The conversation at RetailJam made clear that retailers are moving beyond basic shipping functionality. The smart money is going into platforms that provide complete delivery orchestration – unified visibility, predictive analytics, automated communications and continuous optimisation across all delivery channels.
These investments pay dividends across the entire business. Customer service teams handle fewer reactive contacts and more proactive relationship building. Operations teams can optimise based on real performance data from all delivery partners rather than gut instinct. Marketing teams can use consistent delivery performance as a competitive differentiator rather than a potential liability.
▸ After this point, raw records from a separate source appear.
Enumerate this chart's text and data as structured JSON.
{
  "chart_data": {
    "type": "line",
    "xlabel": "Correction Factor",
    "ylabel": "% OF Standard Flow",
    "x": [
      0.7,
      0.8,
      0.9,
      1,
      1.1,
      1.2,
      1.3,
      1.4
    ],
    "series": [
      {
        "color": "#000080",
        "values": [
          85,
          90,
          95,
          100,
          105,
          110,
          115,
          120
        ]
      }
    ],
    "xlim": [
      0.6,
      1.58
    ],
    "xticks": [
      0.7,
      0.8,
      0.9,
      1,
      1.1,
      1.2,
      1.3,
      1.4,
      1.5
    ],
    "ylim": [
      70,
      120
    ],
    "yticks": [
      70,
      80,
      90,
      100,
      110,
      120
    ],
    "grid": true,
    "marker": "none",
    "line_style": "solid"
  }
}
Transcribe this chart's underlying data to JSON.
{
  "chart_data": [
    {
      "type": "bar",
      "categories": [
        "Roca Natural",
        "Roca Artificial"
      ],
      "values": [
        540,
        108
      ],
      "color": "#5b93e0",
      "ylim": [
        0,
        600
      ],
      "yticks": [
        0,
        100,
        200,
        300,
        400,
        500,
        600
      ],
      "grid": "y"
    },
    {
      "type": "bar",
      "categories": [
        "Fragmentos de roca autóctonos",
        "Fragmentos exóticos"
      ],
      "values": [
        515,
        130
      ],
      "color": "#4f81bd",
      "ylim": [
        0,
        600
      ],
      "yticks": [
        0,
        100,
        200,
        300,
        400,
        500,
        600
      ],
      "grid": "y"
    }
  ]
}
The retailers who recognise this shift are already pulling ahead. Those still focused on printing labels more efficiently are fighting yesterday’s battle while their competitors orchestrate tomorrow’s customer experiences across every delivery touchpoint.
Steve’s observation at RetailJam highlights a key transformation, that success belongs to retailers who ensure customers always know where their order is. This goes beyond simply moving parcels faster. It involves seamlessly orchestrating every moment of the post-purchase journey to transform customers from buyers to advocates without hesitation. The brands excelling in this new landscape are those who have mastered making complex logistics feel effortless to their customers.